The ratio between the execution times (in seconds) of the simulations of the \(\mathcal {EGW}\) and \(\mathcal {EW}\) distributions were as follows: 61,052/31845 (1.92), 164,702/55,106 (2.99), 397,079/231,317 (1.72), and 590,006/390,454 (1.51). These results show that the \(\mathcal {EW}\) distribution requires a much shorter execution time. Thus, the identifiability of the \(\mathcal {EW}\) distribution has the additional advantage of optimizing the time for running computer simulations.

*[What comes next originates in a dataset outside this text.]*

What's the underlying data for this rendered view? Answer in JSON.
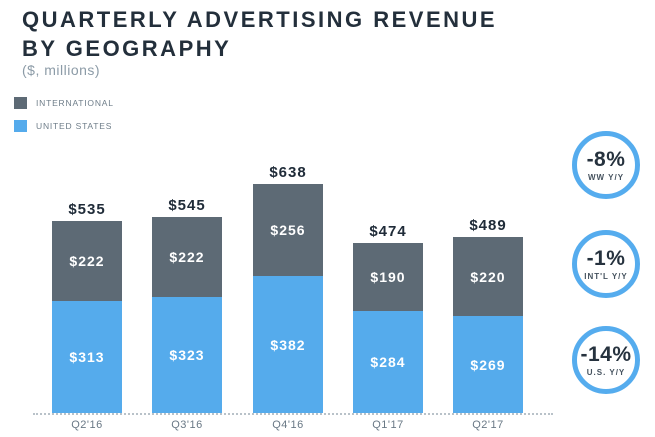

### Application with the \(\mathcal {EGW}\) distribution and the \(\mathcal {EW}\) distribution

In this section, we analyze a real data set of Nelore cattle [25] using the \(\mathcal {EGW}\) distribution and the \(\mathcal {EW}\) distribution. The algorithms of BFGS, SANN, and Nelder–Mead performed the maximum likelihood estimates. The commercial production of beef in Brazil, which mostly originates from the Nelore breed, searches to optimize the process to obtain a time for the calves to reach the specific weight from their birth to weaning. We observed the data with 69 Nelore bulls, the time (in days) until the animals achieved the weight of 160kg relative to the period from birth to weaning.

Figure 5 exhibits the results obtained for \(\mathcal {EGW}\) such as the plot 5 and the parameters estimation table (Table 4 in “Appendix”). One can note that the BFGS method performed a better fit concerning the empirical function and to the histogram than the other methods proposed in this article.

Analyzing the plots in Fig. 6 and the results Tables (see the Table 5 in “Appendix”), it is observed that the Nelder–Mead method adjusted the \(\mathcal {EW}\) distribution, concerning the histogram and the empirical function, better than the other methods. Notwithstanding, the estimation of the parameters by the Nelder–Mead method did not produce results for the SE of parameters *b* and *c*. Hence, as the estimation of the parameters by the BFGS method was the second-best fit, and the results were also produced for the SE for the parameters *b*, *c* and \(\beta\) one can consider that the BFGS method performed the most suitable adjustment for the data via \(\mathcal {EW}\) distribution.

Table 4 (in “Appendix”) shows that the Nelder–Mead method was able to perform the estimation of the parameters of the \(\mathcal {EGW}\) distribution, but there was failure to report the SE, since the produced Hessian returned NaN (abbreviation for Not a Number) for the first row and the first column, whose information refers to the parameter *a*.

This suggests that the solution found by the Nelder–Mead method is not reliable, in this case, and consequently, that the model adjusted by the estimates of the parameters found is not suitable for these data. This fact may be related to the lack of identifiability of the \(\mathcal {EGW}\) distribution.